Quindi il lavoro flessibile non è lavoro precario…
La flessibilità diventa precarietà quando è mal retribuita; quando è ben retribuita è una cosa buona. Bene quindi il contratto a tempo indeterminato “flessibile”, ma tutto dipende dalla retribuzione. Da tempo sostengo che il lavoro flessibile deve essere pagato molto di più del lavoro non flessibile, proprio perché si presta a interruzioni, a maggior responsabilità, a maggior fatica, a maggior responsabilità, a maggior merito. Il discrimine è quindi la retribuzione economica. Anche qui, voglio vedere come Renzi saprà dialogare con quel mondo del lavoro che ha frenato per lungo tempo queste posizioni. C’è gente che sostiene che la legge “Biagi” abbia creato difficoltà per il lavoro italiano; invece la “Biagi” ha tutelato maggiormente il lavoro flessibile.
Si è fatto cenno anche all’importanza delle politiche attive…
Anche qui. La Cisl ha fatto battaglie affinché gli intermediari privati avessero più spazio. Renzi più che parlare in generale dei sindacati, deve fare dei distinguo e deve portare il suo partito su posizioni più moderne. Ma come e con chi vorrà fare questo? Sarà capace di costruire un blocco di alleanze in grado di trascinare in avanti una realtà italiana statica che ha prodotto questa crisi senza precedenti? Perché la crisi certamente viene da fuori, ma in gran parte è il frutto di scelte storiche sbagliate e ritardate.

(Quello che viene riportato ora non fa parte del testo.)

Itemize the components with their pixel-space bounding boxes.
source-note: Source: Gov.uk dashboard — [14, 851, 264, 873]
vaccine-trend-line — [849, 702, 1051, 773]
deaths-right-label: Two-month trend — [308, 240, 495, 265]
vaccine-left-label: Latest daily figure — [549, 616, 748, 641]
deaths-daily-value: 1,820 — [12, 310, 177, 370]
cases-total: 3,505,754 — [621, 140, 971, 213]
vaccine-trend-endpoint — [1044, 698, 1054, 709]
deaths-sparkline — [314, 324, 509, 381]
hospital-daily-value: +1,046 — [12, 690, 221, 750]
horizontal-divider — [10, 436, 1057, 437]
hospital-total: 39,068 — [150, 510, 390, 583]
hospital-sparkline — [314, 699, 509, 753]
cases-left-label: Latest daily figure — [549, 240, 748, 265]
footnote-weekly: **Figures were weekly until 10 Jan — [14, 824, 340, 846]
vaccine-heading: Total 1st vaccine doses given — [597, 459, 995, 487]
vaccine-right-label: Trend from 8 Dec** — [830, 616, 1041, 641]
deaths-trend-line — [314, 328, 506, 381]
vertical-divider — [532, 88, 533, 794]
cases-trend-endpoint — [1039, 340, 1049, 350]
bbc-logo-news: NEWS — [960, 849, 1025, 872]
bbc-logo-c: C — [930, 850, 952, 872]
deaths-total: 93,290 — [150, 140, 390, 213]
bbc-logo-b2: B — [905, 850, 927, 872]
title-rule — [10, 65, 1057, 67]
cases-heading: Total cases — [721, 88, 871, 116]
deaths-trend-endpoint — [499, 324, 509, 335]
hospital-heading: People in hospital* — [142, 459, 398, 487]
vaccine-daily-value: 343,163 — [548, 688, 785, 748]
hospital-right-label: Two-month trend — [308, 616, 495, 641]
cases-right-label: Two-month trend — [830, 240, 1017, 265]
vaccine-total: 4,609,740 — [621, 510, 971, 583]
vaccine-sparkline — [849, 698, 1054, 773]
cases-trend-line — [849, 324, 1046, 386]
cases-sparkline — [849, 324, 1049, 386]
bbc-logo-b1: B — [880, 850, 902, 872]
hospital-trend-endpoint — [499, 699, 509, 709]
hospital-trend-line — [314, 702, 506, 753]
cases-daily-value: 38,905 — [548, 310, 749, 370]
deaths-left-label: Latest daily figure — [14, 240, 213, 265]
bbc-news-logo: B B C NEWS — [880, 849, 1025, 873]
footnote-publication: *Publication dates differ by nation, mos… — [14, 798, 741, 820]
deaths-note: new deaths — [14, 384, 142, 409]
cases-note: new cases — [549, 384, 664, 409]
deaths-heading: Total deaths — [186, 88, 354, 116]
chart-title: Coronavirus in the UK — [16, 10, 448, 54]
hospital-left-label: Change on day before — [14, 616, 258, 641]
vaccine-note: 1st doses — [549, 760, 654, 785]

In questi giorni Renzi ha incontrato Landini, Susanna Camusso ha dichiarato che “di scioperi generali ne abbiamo già fatti molti, ora bisogna sperimentare forme di protesta non esclusive”. La Cgil sarà capace di cambiare?
Mi fa molto piacere che dalla Cgil arrivino questi segnali, ma ricorderei che per questioni legate allo sciopero ne abbiamo subite di tutti i colori. Sin dall’inizio della crisi avevamo annunciato che non avremmo fatto scioperi, perché in crisi costano di più per i lavoratori e si fa danno alle imprese che già sono in grande difficoltà. Su questo si sono uniti in coro definendoci “sindacati gialli”, definendoci in tutti i modi “non consoni”, quando invece avevamo un atteggiamento molto responsabile e molto riformista. Che oggi qualcuno riveda le sue posizioni mi fa molto piacere, ma ricorderei la fatica e la responsabilità di molti sindacalisti di buona volontà. Molti politici e molti media condividono le responsabilità di scelte mancate, in momenti in cui bisognava prendere posizioni chiare su fatti ordinari ma non si è voluto.

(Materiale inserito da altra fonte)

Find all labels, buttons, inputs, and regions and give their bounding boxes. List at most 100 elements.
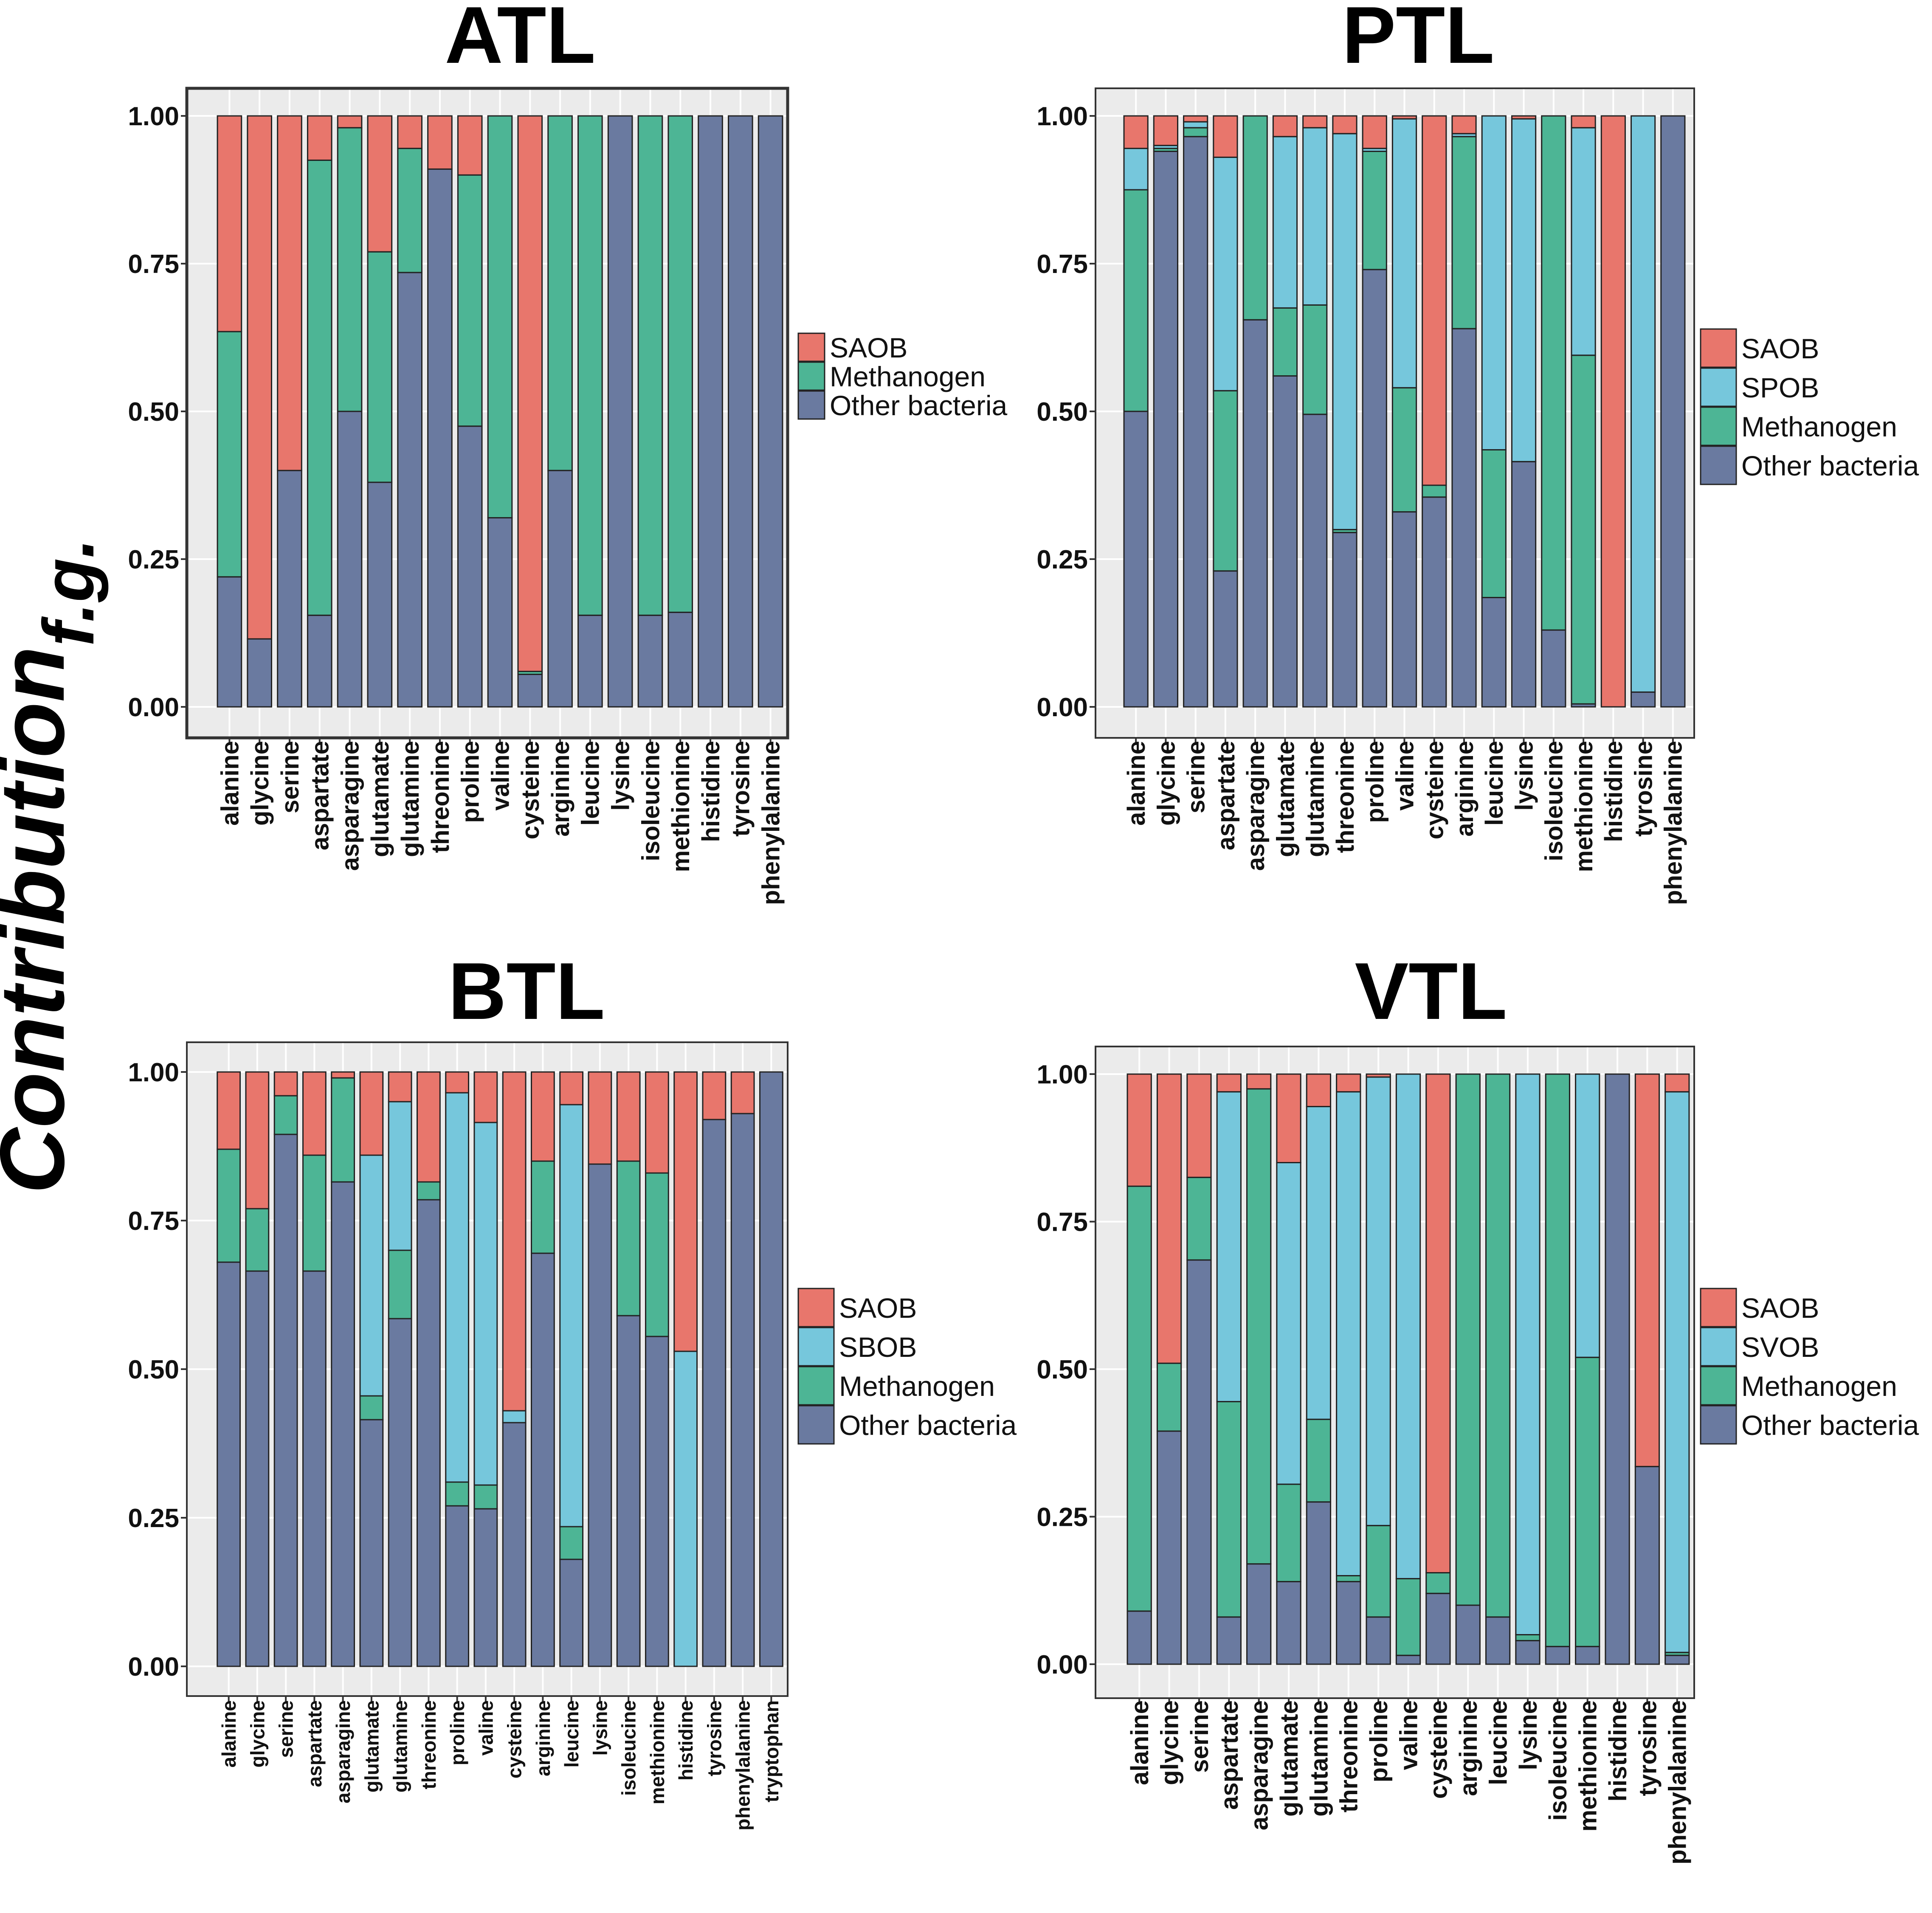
x-tick-label-ptl-lysine: lysine	[1510, 741, 1538, 810]
bar-atl-isoleucine-other-bacteria	[637, 614, 663, 708]
bar-atl-leucine-other-bacteria	[577, 614, 603, 708]
bar-btl-proline-sbob	[445, 1092, 470, 1483]
bar-ptl-aspartate-saob	[1213, 115, 1238, 158]
y-tick-label-ptl: 0.75	[1036, 250, 1088, 279]
bar-vtl-phenylalanine-svob	[1664, 1091, 1690, 1653]
y-tick-label-vtl: 0.50	[1036, 1355, 1088, 1384]
bar-ptl-valine-spob	[1391, 118, 1417, 388]
legend-label-other-bacteria: Other bacteria	[1741, 1409, 1919, 1441]
bar-vtl-cysteine-other-bacteria	[1425, 1592, 1451, 1665]
bar-vtl-histidine-other-bacteria	[1605, 1073, 1630, 1665]
bar-btl-glutamine-sbob	[388, 1101, 412, 1251]
bar-atl-methionine-other-bacteria	[667, 611, 693, 708]
bar-ptl-alanine-other-bacteria	[1123, 411, 1149, 708]
legend-swatch-methanogen	[797, 1366, 835, 1406]
bar-ptl-glutamate-spob	[1272, 136, 1298, 309]
bar-btl-histidine-sbob	[673, 1350, 698, 1667]
chart-title-atl: ATL	[445, 0, 595, 80]
x-tick-label-atl-leucine: leucine	[577, 741, 605, 826]
y-tick-label-atl: 0.00	[128, 693, 179, 722]
bar-vtl-phenylalanine-saob	[1664, 1073, 1690, 1093]
bar-btl-cysteine-other-bacteria	[502, 1422, 527, 1667]
bar-ptl-threonine-spob	[1332, 133, 1357, 530]
bar-btl-glutamate-sbob	[359, 1154, 384, 1397]
bar-btl-glycine-saob	[245, 1071, 270, 1210]
x-tick-label-btl-serine: serine	[275, 1700, 297, 1758]
y-tick-label-atl: 0.75	[128, 250, 179, 279]
bar-atl-glutamate-other-bacteria	[367, 481, 393, 708]
bar-btl-isoleucine-methanogen	[616, 1160, 641, 1317]
bar-vtl-tyrosine-saob	[1634, 1073, 1660, 1467]
bar-ptl-arginine-methanogen	[1451, 136, 1477, 329]
bar-atl-asparagine-methanogen	[337, 127, 363, 412]
y-tick-label-ptl: 1.00	[1036, 102, 1088, 131]
bar-ptl-threonine-saob	[1332, 115, 1357, 135]
bar-vtl-proline-saob	[1366, 1073, 1391, 1078]
bar-btl-phenylalanine-saob	[730, 1071, 755, 1114]
legend-label-methanogen: Methanogen	[839, 1370, 995, 1402]
x-tick-label-btl-tyrosine: tyrosine	[703, 1700, 725, 1776]
bar-vtl-threonine-svob	[1336, 1091, 1361, 1576]
bar-vtl-glutamine-other-bacteria	[1306, 1501, 1332, 1665]
x-tick-label-ptl-aspartate: aspartate	[1212, 741, 1240, 850]
legend-swatch-other-bacteria	[1700, 445, 1737, 485]
bar-vtl-glutamate-saob	[1276, 1073, 1301, 1163]
bar-atl-arginine-methanogen	[547, 115, 573, 471]
bar-vtl-valine-methanogen	[1395, 1578, 1421, 1656]
bar-atl-cysteine-saob	[517, 115, 543, 672]
bar-ptl-glycine-other-bacteria	[1153, 151, 1179, 708]
bar-btl-valine-methanogen	[473, 1484, 498, 1510]
bar-vtl-phenylalanine-other-bacteria	[1664, 1654, 1690, 1665]
bar-vtl-valine-other-bacteria	[1395, 1654, 1421, 1665]
bar-btl-glutamate-methanogen	[359, 1395, 384, 1421]
bar-ptl-proline-methanogen	[1362, 151, 1387, 270]
chart-title-btl: BTL	[448, 946, 605, 1036]
x-tick-label-atl-threonine: threonine	[427, 741, 454, 853]
x-tick-label-btl-aspartate: aspartate	[304, 1700, 326, 1787]
bar-btl-cysteine-sbob	[502, 1410, 527, 1423]
bar-ptl-alanine-methanogen	[1123, 189, 1149, 412]
bar-ptl-cysteine-saob	[1422, 115, 1447, 486]
bar-atl-tyrosine-other-bacteria	[728, 115, 753, 708]
x-tick-label-atl-glycine: glycine	[246, 741, 274, 826]
chart-atl: ATL 0.00 0.25 0.50 0.75 1.00 alanine glycine ser…	[128, 0, 1007, 905]
y-tick-label-ptl: 0.50	[1036, 397, 1088, 427]
x-tick-label-vtl-tyrosine: tyrosine	[1634, 1700, 1662, 1796]
y-tick-label-btl: 1.00	[128, 1058, 179, 1087]
x-tick-label-ptl-asparagine: asparagine	[1242, 741, 1270, 871]
x-tick-label-atl-lysine: lysine	[607, 741, 635, 810]
legend-label-methanogen: Methanogen	[1741, 1370, 1897, 1402]
bar-atl-leucine-methanogen	[577, 115, 603, 616]
x-tick-label-btl-alanine: alanine	[218, 1700, 240, 1768]
bar-vtl-aspartate-saob	[1216, 1073, 1242, 1093]
legend-label-sbob: SBOB	[839, 1331, 917, 1363]
bar-btl-valine-saob	[473, 1071, 498, 1123]
bar-ptl-aspartate-other-bacteria	[1213, 570, 1238, 708]
x-tick-label-ptl-tyrosine: tyrosine	[1630, 741, 1657, 837]
bar-vtl-aspartate-other-bacteria	[1216, 1616, 1242, 1665]
legend-swatch-other-bacteria	[797, 1405, 835, 1445]
bar-vtl-glycine-methanogen	[1156, 1362, 1182, 1432]
legend-label-methanogen: Methanogen	[830, 361, 986, 392]
bar-atl-asparagine-other-bacteria	[337, 411, 363, 708]
legend-label-saob: SAOB	[1741, 333, 1819, 364]
bar-ptl-proline-other-bacteria	[1362, 269, 1387, 708]
y-tick-label-btl: 0.50	[128, 1355, 179, 1384]
bar-btl-threonine-saob	[416, 1071, 441, 1183]
bar-btl-glutamate-other-bacteria	[359, 1419, 384, 1667]
bar-btl-aspartate-saob	[302, 1071, 327, 1156]
bar-btl-threonine-other-bacteria	[416, 1199, 441, 1667]
bar-vtl-asparagine-other-bacteria	[1246, 1563, 1272, 1665]
x-tick-label-vtl-lysine: lysine	[1515, 1700, 1542, 1770]
bar-btl-isoleucine-saob	[616, 1071, 641, 1162]
x-tick-label-btl-glutamate: glutamate	[360, 1700, 383, 1792]
bar-btl-serine-other-bacteria	[273, 1134, 298, 1667]
bar-ptl-lysine-saob	[1511, 115, 1537, 120]
y-tick-label-vtl: 0.25	[1036, 1503, 1088, 1532]
x-tick-label-vtl-isoleucine: isoleucine	[1544, 1700, 1572, 1821]
bar-ptl-serine-other-bacteria	[1183, 136, 1208, 708]
legend-label-methanogen: Methanogen	[1741, 411, 1897, 442]
bar-atl-serine-other-bacteria	[277, 470, 302, 708]
bar-btl-methionine-other-bacteria	[645, 1336, 669, 1667]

Letta ha parlato di forme di partecipazione dei lavoratori all’azionariato di Poste italiane. È questa la partecipazione che di cui ha sempre parlato la Cisl?
Per noi la partecipazione significa partecipazione agli utili e partecipazione azionaria, a carattere non individuale ma collettivo, e anche a scelte dell’azienda. Letta ha raccolto il nostro appello: quando è intervenuto al nostro congresso, ha detto “credo che siamo pronti a fare ciò che chiedete”. Che oggi abbia dato un’indicazione del genere è assolutamente un fatto storico.